後來的三日,織香每日都會依時前往鳳鸞宮,靜靜地立在不遠處看著順妃受罰。
只等她跪足了兩個時辰,才會回承乾宮向南瑾覆命。
而沈晏辭也是從頭到尾都未曾過問過南瑾對順妃的懲處。
大抵是知曉了順妃的所作所為,也對她徹底失望,懶得再理會了。
因著南瑾雷厲風行地處置了順妃,后妃們每日來承乾宮請安時,氣氛都變得格外拘謹。
榮妃和嘉妃尚能維持幾分從容,但那些位份低些的貴人、常在,卻是連大氣都不敢喘,
行禮問安時站得筆直,眼神低垂,處處都透著小心翼翼的畏懼。
這日織香從鳳鸞宮覆命回來,鬱郁板著一張臉,帶著幾分不忿對歪在貴妃榻上看書的南瑾道:
“娘娘,奴婢回來路過御花園時,無意中聽見葵貴人和宋常在私下議論著......”
她頓了頓,聲音裡壓著怒氣:“她們說您一朝得勢山雀變了鳳凰,盡學著從前貞貴妃那些狠戾手段,是不肯給她們這些低位嬪妃好日子過了。”
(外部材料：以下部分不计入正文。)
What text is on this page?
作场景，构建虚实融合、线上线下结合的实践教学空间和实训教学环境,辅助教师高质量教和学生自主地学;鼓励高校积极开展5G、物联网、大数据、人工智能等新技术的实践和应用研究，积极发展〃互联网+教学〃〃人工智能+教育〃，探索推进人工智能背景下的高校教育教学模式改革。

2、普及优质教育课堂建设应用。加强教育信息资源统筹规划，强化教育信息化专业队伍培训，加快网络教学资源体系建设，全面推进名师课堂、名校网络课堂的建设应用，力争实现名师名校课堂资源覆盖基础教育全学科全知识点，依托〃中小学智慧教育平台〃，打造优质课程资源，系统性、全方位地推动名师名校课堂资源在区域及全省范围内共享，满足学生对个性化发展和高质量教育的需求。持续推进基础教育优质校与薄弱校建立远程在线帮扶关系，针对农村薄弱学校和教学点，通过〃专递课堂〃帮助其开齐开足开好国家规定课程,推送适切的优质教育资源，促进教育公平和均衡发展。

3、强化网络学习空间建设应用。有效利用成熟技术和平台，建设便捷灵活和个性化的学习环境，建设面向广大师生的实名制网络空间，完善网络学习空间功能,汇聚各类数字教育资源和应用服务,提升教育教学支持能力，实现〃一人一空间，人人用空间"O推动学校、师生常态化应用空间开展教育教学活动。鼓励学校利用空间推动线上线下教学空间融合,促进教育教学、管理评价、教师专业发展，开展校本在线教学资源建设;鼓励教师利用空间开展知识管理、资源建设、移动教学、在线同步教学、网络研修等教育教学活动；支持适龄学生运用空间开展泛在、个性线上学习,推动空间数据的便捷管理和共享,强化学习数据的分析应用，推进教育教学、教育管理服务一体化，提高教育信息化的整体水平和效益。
南瑾的目光依舊停留在書卷上,聞言不過一笑,“還說什麼了?”
織香憤憤道:“還說如今後宮由您掌權,規矩森嚴,處處壓抑,一點都比不上從前皇后娘娘主理六宮時的寬和仁厚。總歸字裡行間都是抱怨和不滿,可娘娘您明明不是這樣的!”
她急著為南瑾辯白,“要不是您體恤,特意擴了承乾宮外的涼亭,讓她們請安時有個遮陽擋雨的地方,她們日日都得在日頭底下曬著!
您自封了貴妃後,流水的賞賜給下去,落了她們誰了?除了順妃自己犯了錯該罰,您從未為難過任何一個人。奴婢聽她們所言荒誕得很,實在氣不過!”
說著向南瑾福了福身,進言道:“奴婢以為,她們著分明就是嫉妒娘娘您得了聖寵,心裡不忿才會這般怨懟。如此私下非議主位已是丟了分寸,您到底也得拿出點威壓來,給她們點顏色瞧瞧。”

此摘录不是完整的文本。